The employees were taken aback by my boldness. Right away, my comment caught fire, and in the following weeks, people began saying that I was not sensitive to the employees. Mr. Gilreath also heard of my comment. “Kris, that was quite blunt,” he said. “Perhaps you should have stated it differently, even though it is a fact.”
After that, I became more sensitive to the way I stated things and tried to choose my words more carefully. However, the perception that I was not sensitive to employees simply was not true. I made a point to learn everyone’s name, and when I spoke to people, calling them by their first name, they would look at me in amazement because I could remember eighty-five people. As I made rounds, I spoke to the employees about their personal situations. If someone was in the middle of a divorce or became engaged or had a new grandchild, I would listen and ask questions, showing concern or interest about their lives outside of work. If someone went on vacation, I would ask where they were going, and once they returned, I made sure to ask them how they enjoyed their trip. If a family member was sick, I made certain that I followed up with the employee to see how that p
erson was doing. I tried to be nice to the employees and show that I genuinely cared for them, but at the same time, I expected them to work hard and to know their purpose at Providence Hospital was to provide good service.

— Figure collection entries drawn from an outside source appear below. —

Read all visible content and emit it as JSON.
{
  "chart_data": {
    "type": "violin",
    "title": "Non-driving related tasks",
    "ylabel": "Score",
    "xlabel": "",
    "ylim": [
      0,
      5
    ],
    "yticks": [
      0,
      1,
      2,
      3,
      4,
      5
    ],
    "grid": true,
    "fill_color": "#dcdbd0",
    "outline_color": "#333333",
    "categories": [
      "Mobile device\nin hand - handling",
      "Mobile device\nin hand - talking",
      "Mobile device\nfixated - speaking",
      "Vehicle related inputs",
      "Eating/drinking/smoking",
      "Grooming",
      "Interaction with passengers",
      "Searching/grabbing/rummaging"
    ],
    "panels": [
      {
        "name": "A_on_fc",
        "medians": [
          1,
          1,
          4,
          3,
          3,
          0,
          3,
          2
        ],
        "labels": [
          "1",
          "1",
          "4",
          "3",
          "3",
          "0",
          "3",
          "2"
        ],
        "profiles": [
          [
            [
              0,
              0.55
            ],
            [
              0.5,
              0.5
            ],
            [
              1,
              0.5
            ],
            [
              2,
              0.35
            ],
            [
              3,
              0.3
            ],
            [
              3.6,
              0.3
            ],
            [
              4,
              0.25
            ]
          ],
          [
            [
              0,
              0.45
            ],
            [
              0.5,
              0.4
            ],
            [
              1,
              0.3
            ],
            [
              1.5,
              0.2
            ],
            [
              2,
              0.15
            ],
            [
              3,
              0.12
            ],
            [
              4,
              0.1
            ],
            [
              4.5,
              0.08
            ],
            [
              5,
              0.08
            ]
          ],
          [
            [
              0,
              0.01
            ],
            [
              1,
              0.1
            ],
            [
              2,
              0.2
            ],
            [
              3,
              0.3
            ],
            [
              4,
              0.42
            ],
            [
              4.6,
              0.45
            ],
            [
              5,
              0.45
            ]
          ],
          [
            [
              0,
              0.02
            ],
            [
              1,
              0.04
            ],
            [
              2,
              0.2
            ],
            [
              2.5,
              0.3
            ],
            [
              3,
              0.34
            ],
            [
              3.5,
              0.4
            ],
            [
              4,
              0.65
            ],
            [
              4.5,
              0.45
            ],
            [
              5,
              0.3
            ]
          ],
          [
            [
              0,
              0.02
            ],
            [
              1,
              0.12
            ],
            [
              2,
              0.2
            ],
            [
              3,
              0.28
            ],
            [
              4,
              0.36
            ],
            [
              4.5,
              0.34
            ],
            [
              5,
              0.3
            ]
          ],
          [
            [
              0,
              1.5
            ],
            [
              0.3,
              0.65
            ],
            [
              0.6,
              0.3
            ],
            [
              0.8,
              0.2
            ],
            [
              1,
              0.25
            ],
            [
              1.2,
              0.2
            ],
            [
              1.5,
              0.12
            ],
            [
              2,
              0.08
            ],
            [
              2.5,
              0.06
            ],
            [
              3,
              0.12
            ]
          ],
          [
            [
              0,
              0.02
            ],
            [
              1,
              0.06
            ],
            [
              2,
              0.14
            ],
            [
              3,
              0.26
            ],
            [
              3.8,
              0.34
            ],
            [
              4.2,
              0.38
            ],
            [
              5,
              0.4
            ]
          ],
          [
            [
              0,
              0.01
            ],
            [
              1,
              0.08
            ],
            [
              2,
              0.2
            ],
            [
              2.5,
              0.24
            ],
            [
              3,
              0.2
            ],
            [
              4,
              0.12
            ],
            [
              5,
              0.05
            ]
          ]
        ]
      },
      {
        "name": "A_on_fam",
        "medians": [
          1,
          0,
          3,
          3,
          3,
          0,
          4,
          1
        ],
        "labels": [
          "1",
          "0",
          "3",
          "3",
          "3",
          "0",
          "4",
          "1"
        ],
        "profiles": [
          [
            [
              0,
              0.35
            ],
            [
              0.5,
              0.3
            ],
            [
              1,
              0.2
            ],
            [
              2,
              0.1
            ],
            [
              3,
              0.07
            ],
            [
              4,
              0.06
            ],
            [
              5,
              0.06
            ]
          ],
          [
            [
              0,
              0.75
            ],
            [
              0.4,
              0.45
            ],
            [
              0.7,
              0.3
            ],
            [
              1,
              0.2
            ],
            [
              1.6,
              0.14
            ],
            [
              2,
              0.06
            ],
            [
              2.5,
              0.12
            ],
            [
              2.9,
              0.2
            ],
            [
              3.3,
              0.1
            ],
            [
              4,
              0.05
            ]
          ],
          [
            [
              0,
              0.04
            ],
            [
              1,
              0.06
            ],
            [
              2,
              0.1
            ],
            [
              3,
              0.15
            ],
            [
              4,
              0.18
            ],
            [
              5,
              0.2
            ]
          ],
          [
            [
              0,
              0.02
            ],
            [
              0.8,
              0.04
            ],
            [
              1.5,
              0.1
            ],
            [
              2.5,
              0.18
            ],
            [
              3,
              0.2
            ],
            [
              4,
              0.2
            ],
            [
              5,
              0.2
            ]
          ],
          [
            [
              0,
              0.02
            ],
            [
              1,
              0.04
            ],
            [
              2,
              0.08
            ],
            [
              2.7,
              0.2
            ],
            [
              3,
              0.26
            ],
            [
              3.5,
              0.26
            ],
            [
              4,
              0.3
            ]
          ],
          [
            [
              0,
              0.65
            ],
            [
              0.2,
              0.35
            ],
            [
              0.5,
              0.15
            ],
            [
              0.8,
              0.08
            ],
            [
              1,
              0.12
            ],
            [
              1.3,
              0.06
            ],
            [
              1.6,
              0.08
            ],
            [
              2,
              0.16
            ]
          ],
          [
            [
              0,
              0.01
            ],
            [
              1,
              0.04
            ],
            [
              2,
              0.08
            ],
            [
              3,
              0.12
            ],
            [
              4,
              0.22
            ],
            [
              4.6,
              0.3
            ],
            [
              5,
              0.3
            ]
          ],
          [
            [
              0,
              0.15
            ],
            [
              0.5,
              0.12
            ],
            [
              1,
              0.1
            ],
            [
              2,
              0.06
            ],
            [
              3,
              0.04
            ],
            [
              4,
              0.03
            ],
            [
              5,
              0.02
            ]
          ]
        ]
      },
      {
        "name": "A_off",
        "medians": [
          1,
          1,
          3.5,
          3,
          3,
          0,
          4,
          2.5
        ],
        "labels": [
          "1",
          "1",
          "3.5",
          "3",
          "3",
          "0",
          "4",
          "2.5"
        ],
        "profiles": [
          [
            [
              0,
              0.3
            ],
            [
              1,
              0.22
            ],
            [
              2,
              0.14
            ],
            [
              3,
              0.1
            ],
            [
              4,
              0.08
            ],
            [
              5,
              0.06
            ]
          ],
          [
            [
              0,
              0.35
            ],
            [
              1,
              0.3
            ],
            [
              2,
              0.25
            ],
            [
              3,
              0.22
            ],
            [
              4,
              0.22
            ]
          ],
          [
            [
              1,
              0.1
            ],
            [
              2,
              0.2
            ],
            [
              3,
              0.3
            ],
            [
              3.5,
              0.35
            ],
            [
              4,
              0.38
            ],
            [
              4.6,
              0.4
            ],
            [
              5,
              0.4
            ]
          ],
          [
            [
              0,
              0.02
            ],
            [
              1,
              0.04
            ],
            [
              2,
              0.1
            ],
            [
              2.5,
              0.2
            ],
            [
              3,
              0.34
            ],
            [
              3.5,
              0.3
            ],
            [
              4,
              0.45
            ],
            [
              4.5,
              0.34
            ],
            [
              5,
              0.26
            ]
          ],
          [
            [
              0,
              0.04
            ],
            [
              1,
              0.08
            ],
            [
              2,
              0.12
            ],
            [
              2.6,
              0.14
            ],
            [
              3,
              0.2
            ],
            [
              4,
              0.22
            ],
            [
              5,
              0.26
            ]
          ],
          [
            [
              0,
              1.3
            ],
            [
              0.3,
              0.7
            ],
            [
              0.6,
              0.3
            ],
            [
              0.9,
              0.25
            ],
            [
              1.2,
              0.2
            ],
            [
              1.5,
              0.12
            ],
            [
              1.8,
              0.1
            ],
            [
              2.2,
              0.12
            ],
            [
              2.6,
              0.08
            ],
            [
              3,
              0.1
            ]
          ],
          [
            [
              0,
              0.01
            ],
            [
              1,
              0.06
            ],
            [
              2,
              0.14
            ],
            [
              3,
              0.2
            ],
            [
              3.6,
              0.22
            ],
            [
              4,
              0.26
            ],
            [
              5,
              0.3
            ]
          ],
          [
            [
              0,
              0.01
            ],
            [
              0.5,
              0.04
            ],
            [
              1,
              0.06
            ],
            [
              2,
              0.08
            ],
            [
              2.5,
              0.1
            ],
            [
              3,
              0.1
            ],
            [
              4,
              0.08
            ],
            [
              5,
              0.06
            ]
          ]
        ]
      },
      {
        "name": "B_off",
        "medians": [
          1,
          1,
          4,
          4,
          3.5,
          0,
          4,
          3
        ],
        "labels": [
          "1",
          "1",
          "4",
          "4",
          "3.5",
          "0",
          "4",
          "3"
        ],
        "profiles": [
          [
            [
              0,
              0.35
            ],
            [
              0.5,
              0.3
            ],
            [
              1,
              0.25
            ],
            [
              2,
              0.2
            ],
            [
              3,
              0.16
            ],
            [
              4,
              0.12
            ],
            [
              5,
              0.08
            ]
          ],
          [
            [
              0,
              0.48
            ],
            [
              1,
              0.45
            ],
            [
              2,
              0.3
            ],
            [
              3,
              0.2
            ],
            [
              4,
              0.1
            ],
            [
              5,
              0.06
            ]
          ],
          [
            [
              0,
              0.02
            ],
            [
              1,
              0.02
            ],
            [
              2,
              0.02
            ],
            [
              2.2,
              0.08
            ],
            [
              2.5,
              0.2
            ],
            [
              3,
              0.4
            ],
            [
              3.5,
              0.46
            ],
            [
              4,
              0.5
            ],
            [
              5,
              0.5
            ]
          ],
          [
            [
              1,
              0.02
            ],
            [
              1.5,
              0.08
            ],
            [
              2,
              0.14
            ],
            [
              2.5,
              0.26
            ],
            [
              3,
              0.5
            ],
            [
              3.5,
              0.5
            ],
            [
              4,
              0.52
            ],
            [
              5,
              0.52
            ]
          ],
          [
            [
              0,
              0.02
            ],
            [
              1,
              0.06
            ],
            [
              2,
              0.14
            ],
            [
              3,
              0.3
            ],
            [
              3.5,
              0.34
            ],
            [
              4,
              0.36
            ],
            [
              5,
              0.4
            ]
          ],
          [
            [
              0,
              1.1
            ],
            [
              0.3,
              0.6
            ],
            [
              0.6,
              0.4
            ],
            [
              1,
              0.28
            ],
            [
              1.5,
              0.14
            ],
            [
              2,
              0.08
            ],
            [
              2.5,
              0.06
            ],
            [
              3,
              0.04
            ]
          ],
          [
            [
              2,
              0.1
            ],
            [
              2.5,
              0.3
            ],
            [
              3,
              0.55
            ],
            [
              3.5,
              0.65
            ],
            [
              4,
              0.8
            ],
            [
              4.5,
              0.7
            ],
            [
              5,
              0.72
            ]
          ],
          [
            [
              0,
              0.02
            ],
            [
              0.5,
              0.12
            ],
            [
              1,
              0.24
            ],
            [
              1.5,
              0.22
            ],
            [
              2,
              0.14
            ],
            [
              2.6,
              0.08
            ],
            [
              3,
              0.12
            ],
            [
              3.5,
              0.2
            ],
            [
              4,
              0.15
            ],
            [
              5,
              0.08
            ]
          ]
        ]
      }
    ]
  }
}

As time went on, one other problem weighed on my shoulders. The surgical instruments were still not being redistributed in a timely manner. It was a life or death matter if a surgeon did not have the appropriate instrument to continue a procedure. I began developing a case cart system (CCS) for the preparation and sterilization section which involved getting a list of instruments, supplies, and stainless steel bowls and trays needed for each individual case. Then, the case cart with the requested items would be prepared from the processed stores section and sent to the designated area of the operating room, so the carts would already be there for the next day’s case. The Surgery Department used thousands of different instruments, and it soon became clear that I would need help if I were to make any valuable contribution to this area.
Mr. Gilreath suggested that his wife, an operating room nurse, could help me with the project. With Mrs. Gilreath’s assistance, I could better understand the terminology and issues relating to each surgery.
In the SPD department, I began holding monthly meetings with the eighty-five employees. Sometimes Mr. Gilreath joined us, and once, he announced, “Hey, as staff members, you need to work with Kris so we can make all these improvements. Once we implement them, and once you guys start showing improvement, I will treat you all to an evening at the Beverly Hills Club.”
A buzz went around the room at the prospect of being treated to a night out. An outspoken black woman raised her hand.